Later Mega Man games became faster and looked better, expanding the lineups of robot masters to face and allies to recruit. Yet they never reclaimed the acute symbolism of the first Mega Man, where emotionally broken robots strut their armaments and are destroyed. Mega Man Powered Up, a PSP remake, puts a cuter face on the tragedy, making it possible to rescue the robots (in a telling stroke, one does this by using Mega Man’s default weapon). It’s a cuddly solution, but the original story holds no such optimism. As in the real world, far too many children are devastated by a manipulative and unloving parent, and only the shrewd and fortunate can make it through without exploding in a pixelpuff of misspent energy.

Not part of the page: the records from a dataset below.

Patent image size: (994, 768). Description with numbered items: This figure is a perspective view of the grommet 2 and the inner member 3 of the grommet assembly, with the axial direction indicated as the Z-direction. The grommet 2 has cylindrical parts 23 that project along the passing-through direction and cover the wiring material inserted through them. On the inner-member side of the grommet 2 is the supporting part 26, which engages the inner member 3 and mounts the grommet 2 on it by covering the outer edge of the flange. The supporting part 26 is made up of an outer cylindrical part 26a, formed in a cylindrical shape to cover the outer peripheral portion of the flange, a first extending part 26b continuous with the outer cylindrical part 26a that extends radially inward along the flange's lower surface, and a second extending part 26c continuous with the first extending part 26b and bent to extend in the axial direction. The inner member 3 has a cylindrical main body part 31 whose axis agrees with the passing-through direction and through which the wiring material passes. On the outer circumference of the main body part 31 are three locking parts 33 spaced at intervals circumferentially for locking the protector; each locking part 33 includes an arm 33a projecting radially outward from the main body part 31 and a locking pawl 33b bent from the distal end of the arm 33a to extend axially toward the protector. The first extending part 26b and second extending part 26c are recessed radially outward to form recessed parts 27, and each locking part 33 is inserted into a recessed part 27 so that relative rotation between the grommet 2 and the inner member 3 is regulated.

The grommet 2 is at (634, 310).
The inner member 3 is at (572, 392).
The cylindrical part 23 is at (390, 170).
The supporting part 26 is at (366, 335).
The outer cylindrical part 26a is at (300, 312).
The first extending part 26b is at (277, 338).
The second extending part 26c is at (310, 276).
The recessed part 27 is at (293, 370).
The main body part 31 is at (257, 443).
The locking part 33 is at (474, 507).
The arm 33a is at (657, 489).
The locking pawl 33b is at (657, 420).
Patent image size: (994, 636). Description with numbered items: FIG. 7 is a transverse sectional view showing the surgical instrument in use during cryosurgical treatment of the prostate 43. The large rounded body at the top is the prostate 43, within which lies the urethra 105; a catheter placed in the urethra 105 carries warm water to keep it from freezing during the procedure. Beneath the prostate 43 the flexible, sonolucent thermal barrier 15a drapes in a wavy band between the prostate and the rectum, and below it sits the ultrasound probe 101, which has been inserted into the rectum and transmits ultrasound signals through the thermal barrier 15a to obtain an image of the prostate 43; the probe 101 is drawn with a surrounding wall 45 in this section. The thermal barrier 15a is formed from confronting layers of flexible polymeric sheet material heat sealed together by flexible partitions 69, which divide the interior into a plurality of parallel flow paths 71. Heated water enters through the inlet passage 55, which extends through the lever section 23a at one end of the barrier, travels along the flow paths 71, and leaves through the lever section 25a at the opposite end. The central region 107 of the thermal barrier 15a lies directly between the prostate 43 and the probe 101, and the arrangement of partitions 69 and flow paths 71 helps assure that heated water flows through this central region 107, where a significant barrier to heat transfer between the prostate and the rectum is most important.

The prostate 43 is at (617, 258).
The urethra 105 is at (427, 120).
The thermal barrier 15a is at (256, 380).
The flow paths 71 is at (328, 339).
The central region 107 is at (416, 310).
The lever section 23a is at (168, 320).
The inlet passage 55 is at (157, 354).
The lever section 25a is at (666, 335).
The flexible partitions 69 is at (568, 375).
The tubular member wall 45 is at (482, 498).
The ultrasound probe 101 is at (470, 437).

In the face of betrayal and abandonment, Mega Man survives. It isn’t easy. His first game may be the toughest of the six presented in this anthology. Yet he can make it through, and he need only look within for the right weapons. There’s real hope inside Mega Man, and it endures just as well as his games.
That should do it. All I need is a byline: Kid Fenris is head of game criticism at kidfenris.com.